There was no doubt that the ball would have been out, but under tennis rules the point should have been called a 'let' and the point replayed.

Inexplicably, the chair umpire awarded the point and ultimately the set to Murray, while Isner was happy to concede it as well.

The International Tennis Federation rules state: "If the ball in play touches a permanent fixture before it hits the ground, the player who hit the ball loses the point".

But given that a ball boy is not considered a "permanent fixture", most pundits said the point should have been replayed.

The ball boy, pictured here catching the ball before it bounced during Andy Murray's clash with John Isner.
The ball boy caught the ball before it bounced during Andy Murray's clash with John Isner. Image: BBC

“I think they should replay that final point because the ball never bounced," BBC commentator Andrew Castle said.

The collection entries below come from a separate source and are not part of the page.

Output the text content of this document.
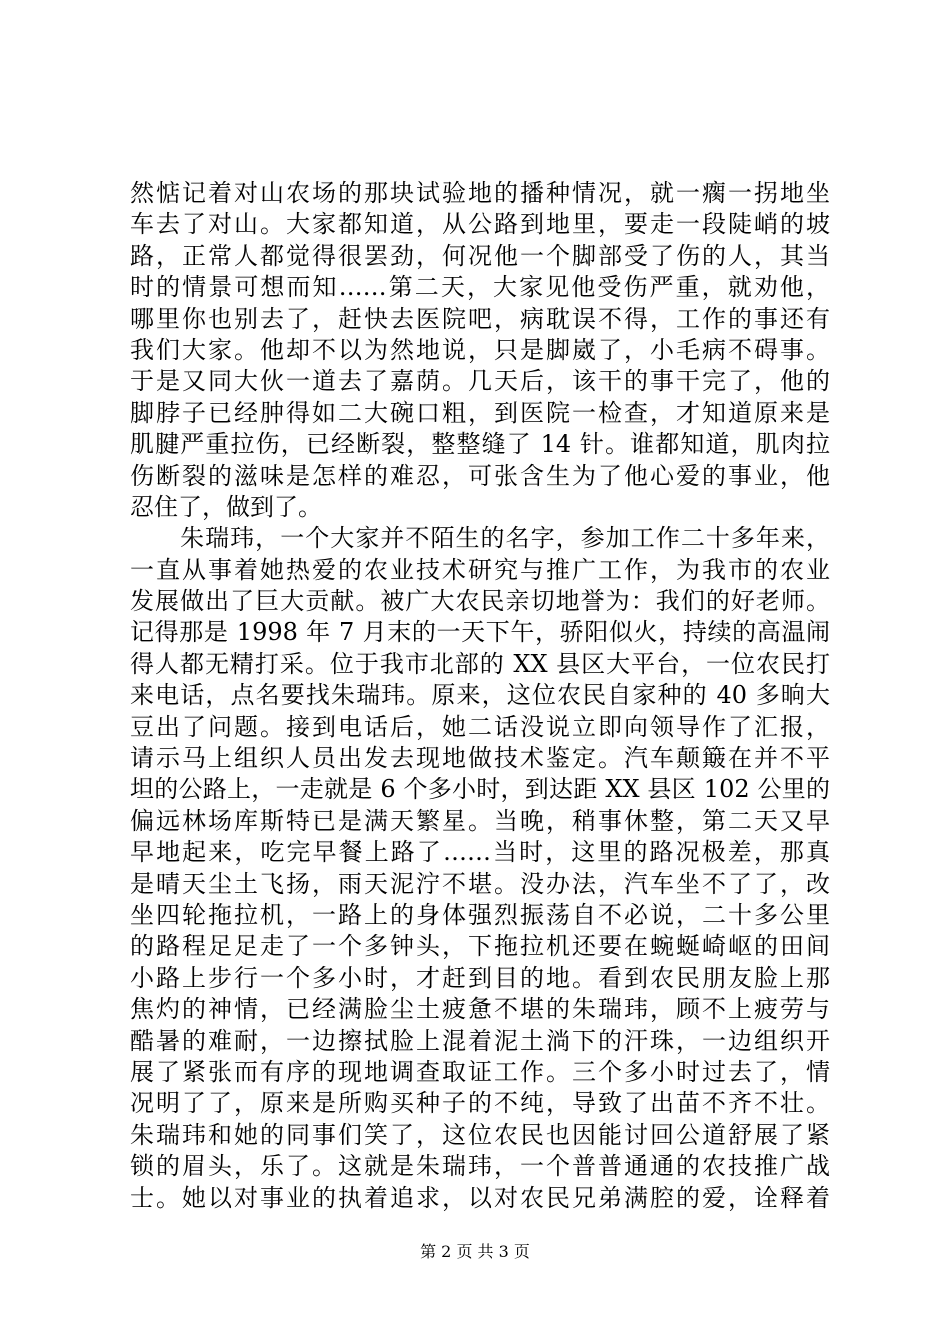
然惦记着对山农场的那块试验地的播种情况，就一瘸一拐地坐
车去了对山。大家都知道，从公路到地里，要走一段陡峭的坡
路，正常人都觉得很罢劲，何况他一个脚部受了伤的人，其当
时的情景可想而知……第二天，大家见他受伤严重，就劝他，
哪里你也别去了，赶快去医院吧，病耽误不得，工作的事还有
我们大家。他却不以为然地说，只是脚崴了，小毛病不碍事。
于是又同大伙一道去了嘉荫。几天后，该干的事干完了，他的
脚脖子已经肿得如二大碗口粗，到医院一检查，才知道原来是
肌腱严重拉伤，已经断裂，整整缝了 14 针。谁都知道，肌肉拉
伤断裂的滋味是怎样的难忍，可张含生为了他心爱的事业，他
忍住了，做到了。
　　朱瑞玮，一个大家并不陌生的名字，参加工作二十多年来，
一直从事着她热爱的农业技术研究与推广工作，为我市的农业
发展做出了巨大贡献。被广大农民亲切地誉为：我们的好老师。
记得那是 1998 年 7 月末的一天下午，骄阳似火，持续的高温闹
得人都无精打采。位于我市北部的 XX 县区大平台，一位农民打
来电话，点名要找朱瑞玮。原来，这位农民自家种的 40 多晌大
豆出了问题。接到电话后，她二话没说立即向领导作了汇报，
请示马上组织人员出发去现地做技术鉴定。汽车颠簸在并不平
坦的公路上，一走就是 6 个多小时，到达距 XX 县区 102 公里的
偏远林场库斯特已是满天繁星。当晚，稍事休整，第二天又早
早地起来，吃完早餐上路了……当时，这里的路况极差，那真
是晴天尘土飞扬，雨天泥泞不堪。没办法，汽车坐不了了，改
坐四轮拖拉机，一路上的身体强烈振荡自不必说，二十多公里
的路程足足走了一个多钟头，下拖拉机还要在蜿蜒崎岖的田间
小路上步行一个多小时，才赶到目的地。看到农民朋友脸上那
焦灼的神情，已经满脸尘土疲惫不堪的朱瑞玮，顾不上疲劳与
酷暑的难耐，一边擦拭脸上混着泥土淌下的汗珠，一边组织开
展了紧张而有序的现地调查取证工作。三个多小时过去了，情
况明了了，原来是所购买种子的不纯，导致了出苗不齐不壮。
朱瑞玮和她的同事们笑了，这位农民也因能讨回公道舒展了紧
锁的眉头，乐了。这就是朱瑞玮，一个普普通通的农技推广战
士。她以对事业的执着追求，以对农民兄弟满腔的爱，诠释着
第 2 页 共 3 页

"The ball boy caught the ball, took a very good catch, but..."

Co-commentator Tim Henman added: “In normal circumstances the ball should have hit the ground but we all knew it was going wide.”

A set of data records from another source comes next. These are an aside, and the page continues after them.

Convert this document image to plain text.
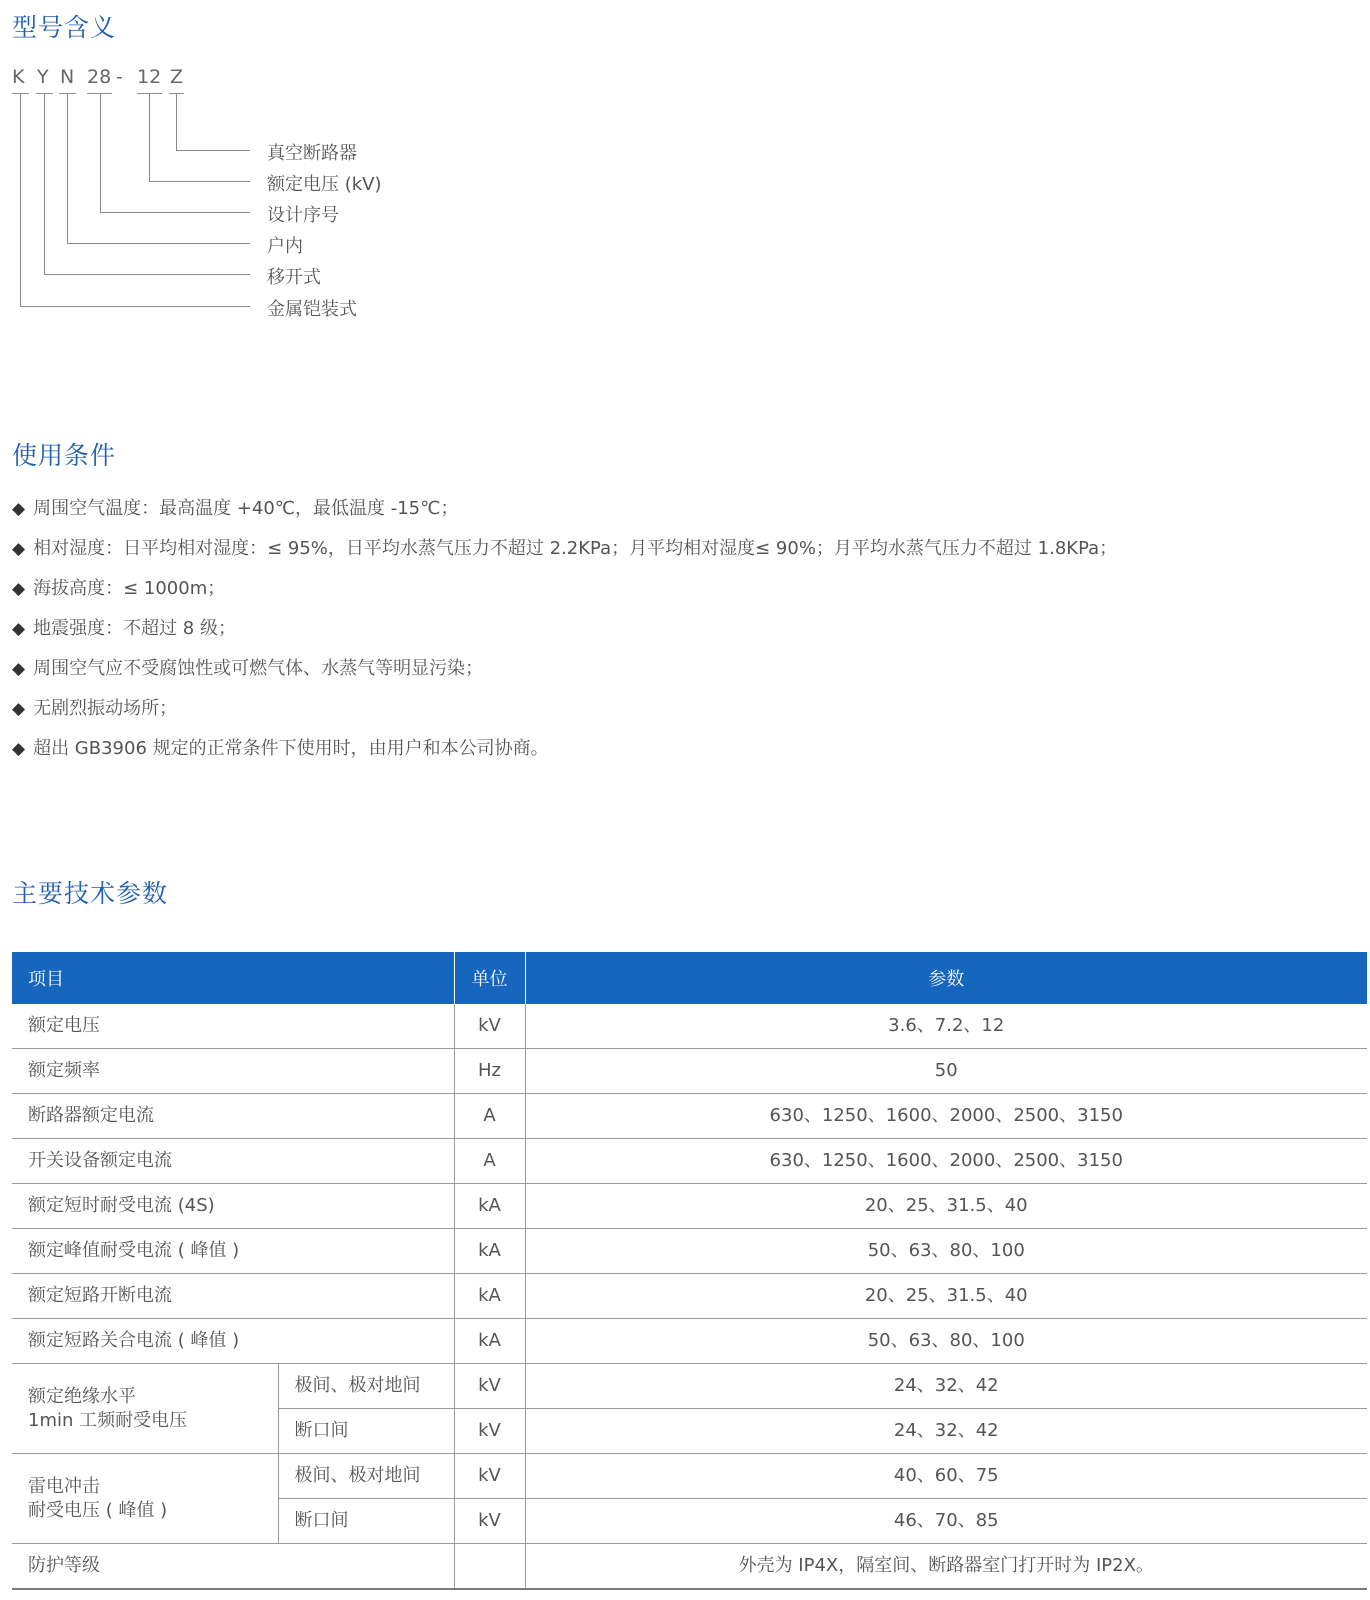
型号含义
K Y N 28 - 12 Z
真空断路器
额定电压 (kV)
设计序号
户内
移开式
金属铠装式
使用条件
◆ 周围空气温度：最高温度 +40℃，最低温度 -15℃；
◆ 相对湿度：日平均相对湿度：≤ 95%，日平均水蒸气压力不超过 2.2KPa；月平均相对湿度≤ 90%；月平均水蒸气压力不超过 1.8KPa；
◆ 海拔高度：≤ 1000m；
◆ 地震强度：不超过 8 级；
◆ 周围空气应不受腐蚀性或可燃气体、水蒸气等明显污染；
◆ 无剧烈振动场所；
◆ 超出 GB3906 规定的正常条件下使用时，由用户和本公司协商。
主要技术参数
项目		单位	参数
额定电压		kV	3.6、7.2、12
额定频率		Hz	50
断路器额定电流		A	630、1250、1600、2000、2500、3150
开关设备额定电流		A	630、1250、1600、2000、2500、3150
额定短时耐受电流 (4S)		kA	20、25、31.5、40
额定峰值耐受电流 ( 峰值 )		kA	50、63、80、100
额定短路开断电流		kA	20、25、31.5、40
额定短路关合电流 ( 峰值 )		kA	50、63、80、100

额定绝缘水平
1min 工频耐受电压	极间、极对地间	kV	24、32、42
	断口间	kV	24、32、42

雷电冲击
耐受电压 ( 峰值 )	极间、极对地间	kV	40、60、75
	断口间	kV	46、70、85
防护等级			外壳为 IP4X，隔室间、断路器室门打开时为 IP2X。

While Isner didn't take issue with the rules breach, it would have been interesting to see what would have happened if the score was a little closer at the time.

Andy Murray suffers earliest exit at Wimbledon ever

Murray finally succumbed to Isner's immense serving power under the centre court roof, going down 6-4 7-6 (4) 6-7 (3) 6-4 after being buried by an avalanche of 36 aces.

Isner said he might have produced his greatest performance at SW19 to spoil the 'home favourite with metal hip wins Wimbledon' storyline after nearly three-and-a-half hours.

"It is no secret I am not a better player than Andy Murray - I may have just been a little better than him today. It was an incredible honour to play him," said Isner, who finally beat him at the ninth attempt.

"I need to relish these moments, this was one of the biggest wins of my career. To play as well as I did against one of the greatest players ever is a huge accomplishment for me.

"He is a massive inspiration for us in the locker room and we are lucky to still have him around. I had an incredible serving day - and I needed every bit of it to beat him."

Andy Murray and John Isner, pictured here shaking hands after their clash at Wimbledon.
Andy Murray and John Isner shake hands after their clash at Wimbledon. (Photo by Shi Tang/Getty Images)

Isner even put the win ahead of his epic 11-hour, five-set win over Nicolas Mahut in 2010.

The loss marked Murray's earliest exit at Wimbledon ever, which was previously the third round.

Now ranked World No.52, the two-time Wimbledon champion failed to break Isner's serve once.

"He didn't give me lots of chances," said former World No.1 Murray.

"My game was in a good place. I felt good on the court, just couldn't get the win."